Following investors profit-taking in banks shares, Industrial goods, among others, investors on the equities market segment of the Nigerian Stock Exchange (NSE) lost N1.36 trillion in February.
The NSE in February was not immune to the rout in global equities as the market suffered its fourth consecutive weekly loss, amid growing concerns about the rising yields in the money market instrument.
Again, the NTB auction results wherein stop rates rose by an average of 254bps to 3.67% (from 2.33% at the last auction) also weighed on investors sentiment on the NSE.
Our correspondent gathered that the NSE market capitalization closed on Friday at N20.832 trillion, N1.36trillion from N22.187 trillion it opened for trading.
Also, the NSE All-Share Index dropped by 2,612.77 basis points or 6.16 per cent to close at 39,799.89 basis points from 42,412.66 basis points the market opened for trading in February.
With the decline, the equities market performance in its Year-Till-Date closed at 1.17per cent.

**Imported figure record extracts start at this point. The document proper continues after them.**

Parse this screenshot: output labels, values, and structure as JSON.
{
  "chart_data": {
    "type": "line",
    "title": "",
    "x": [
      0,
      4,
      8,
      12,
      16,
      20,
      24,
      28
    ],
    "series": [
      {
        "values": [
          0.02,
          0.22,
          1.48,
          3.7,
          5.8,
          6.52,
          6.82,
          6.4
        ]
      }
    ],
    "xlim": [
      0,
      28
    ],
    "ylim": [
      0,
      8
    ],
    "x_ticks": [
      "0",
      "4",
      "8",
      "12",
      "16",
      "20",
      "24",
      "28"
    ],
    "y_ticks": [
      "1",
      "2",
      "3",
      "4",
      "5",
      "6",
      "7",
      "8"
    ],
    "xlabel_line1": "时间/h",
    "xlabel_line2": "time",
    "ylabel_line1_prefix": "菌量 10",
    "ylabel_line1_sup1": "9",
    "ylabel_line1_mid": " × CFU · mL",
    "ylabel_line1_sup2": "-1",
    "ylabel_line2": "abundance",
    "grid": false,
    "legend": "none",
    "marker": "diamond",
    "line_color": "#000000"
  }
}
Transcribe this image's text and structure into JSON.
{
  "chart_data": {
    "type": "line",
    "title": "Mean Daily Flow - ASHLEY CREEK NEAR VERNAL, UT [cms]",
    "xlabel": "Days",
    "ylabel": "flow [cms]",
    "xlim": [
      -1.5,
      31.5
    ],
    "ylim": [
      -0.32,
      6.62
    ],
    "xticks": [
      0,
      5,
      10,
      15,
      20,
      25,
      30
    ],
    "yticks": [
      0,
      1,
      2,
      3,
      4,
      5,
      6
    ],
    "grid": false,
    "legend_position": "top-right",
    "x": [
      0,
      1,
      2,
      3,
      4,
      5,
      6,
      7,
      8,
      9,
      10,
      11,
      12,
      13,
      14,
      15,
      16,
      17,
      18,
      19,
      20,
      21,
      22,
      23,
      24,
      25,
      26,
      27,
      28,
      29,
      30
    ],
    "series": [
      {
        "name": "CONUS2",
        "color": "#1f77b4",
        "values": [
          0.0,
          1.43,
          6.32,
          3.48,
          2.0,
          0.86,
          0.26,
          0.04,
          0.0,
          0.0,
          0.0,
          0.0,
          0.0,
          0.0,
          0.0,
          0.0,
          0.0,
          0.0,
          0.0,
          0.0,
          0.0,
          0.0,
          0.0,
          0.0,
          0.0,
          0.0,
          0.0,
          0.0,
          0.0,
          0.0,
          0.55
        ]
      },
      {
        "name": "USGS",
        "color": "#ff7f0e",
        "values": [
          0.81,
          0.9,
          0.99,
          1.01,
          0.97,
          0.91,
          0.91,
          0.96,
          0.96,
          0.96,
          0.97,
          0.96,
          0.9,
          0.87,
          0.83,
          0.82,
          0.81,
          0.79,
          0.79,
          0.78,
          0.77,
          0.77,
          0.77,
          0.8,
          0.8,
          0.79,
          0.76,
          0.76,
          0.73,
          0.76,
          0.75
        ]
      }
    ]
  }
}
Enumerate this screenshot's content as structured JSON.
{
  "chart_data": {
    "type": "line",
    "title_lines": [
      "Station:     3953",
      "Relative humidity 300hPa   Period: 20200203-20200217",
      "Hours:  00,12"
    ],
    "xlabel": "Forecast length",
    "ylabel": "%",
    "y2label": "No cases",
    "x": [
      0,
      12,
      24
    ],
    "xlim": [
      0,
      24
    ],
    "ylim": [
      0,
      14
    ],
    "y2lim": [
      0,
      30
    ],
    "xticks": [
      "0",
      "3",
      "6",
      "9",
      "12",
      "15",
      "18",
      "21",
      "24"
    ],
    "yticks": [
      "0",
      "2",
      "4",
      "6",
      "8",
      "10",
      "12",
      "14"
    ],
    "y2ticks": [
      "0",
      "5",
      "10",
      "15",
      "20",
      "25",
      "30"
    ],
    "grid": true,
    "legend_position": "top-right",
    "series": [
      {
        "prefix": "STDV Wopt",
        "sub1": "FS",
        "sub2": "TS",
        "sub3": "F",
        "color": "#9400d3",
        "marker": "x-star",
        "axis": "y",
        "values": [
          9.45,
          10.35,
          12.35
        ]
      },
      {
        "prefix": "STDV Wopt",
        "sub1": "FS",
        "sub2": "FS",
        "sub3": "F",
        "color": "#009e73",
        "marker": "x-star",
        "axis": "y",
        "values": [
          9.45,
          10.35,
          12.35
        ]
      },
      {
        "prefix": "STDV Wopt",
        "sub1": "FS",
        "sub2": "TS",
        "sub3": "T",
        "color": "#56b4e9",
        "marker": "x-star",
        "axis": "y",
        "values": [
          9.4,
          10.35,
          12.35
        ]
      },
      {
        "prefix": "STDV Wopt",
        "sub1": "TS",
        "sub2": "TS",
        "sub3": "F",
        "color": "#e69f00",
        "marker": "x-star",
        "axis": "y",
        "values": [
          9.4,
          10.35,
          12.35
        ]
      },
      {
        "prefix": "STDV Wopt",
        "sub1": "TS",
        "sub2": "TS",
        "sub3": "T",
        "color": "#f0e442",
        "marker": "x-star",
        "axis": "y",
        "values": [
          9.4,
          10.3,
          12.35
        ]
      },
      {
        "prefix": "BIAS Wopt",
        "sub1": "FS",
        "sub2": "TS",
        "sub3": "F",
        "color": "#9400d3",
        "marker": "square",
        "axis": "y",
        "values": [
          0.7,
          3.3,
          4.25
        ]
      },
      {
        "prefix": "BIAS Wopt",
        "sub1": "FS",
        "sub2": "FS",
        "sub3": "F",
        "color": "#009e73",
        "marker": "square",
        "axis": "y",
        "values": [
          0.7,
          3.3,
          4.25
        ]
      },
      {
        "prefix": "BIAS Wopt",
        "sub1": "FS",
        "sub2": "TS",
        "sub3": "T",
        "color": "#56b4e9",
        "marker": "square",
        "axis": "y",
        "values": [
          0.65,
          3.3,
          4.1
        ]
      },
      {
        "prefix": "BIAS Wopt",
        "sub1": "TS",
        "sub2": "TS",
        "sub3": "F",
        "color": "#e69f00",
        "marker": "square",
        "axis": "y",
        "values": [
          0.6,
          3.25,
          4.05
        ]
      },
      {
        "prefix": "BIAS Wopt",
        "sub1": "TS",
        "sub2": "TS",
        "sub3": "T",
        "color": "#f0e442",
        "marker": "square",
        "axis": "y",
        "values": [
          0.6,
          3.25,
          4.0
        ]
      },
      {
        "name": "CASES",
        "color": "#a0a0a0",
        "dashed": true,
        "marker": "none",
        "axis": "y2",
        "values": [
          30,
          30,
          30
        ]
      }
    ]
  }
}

Capital market analysts stated that the February performance of the NSE is a reflection of investors swing fo money market instruments, stressing that dwindling yields over time had sustained the equities market growth.
Speaking on market performance for January, the head of research, PanAfrican Capital Holdings Limited, Moses Ojo said the modest yield environment in the money market instrument drive equities market performance in February, stressing that the trend might not continue towards the end of the first quarter.
The managing director/CEO of APT Securities and Funds Limited, Mallam Garba Kurfi, also said, “As long as low yield in the money market persists, we will continue to have liquidity in the capital market.
APT Securities and Funds expected the equities market to have a gradual rise in prices over the course of the year, said, that “The outstanding performance recorded by the market in the previous year would not likely repeat itself.
“Hence, we would continue to advise investors to take a position in fundamentally sound stocks with good growth prospects.”
The chief operating officer of InvestData Consulting Limited, Mr Ambrose Omordion had predicted that “ the equities market is to witness volatility, even as the outlook remains mixed due to likely price corrections, or pullbacks for a few days due to profit-taking and portfolio reshuffling ahead of year-end and 2021 corporate actions.
“The anticipated correction will strengthen recovery. Despite the rising inflation, insecurity and the second wave of coronavirus, this wave will further boost the healthcare sector due to government and CBN commitment to enhancing public health.”
He added that the current breakouts of resistance levels offer traders opportunities to position for the short term, while investors should target fundamentally sound, and dividend-paying stocks for possible dividend income and capital growth.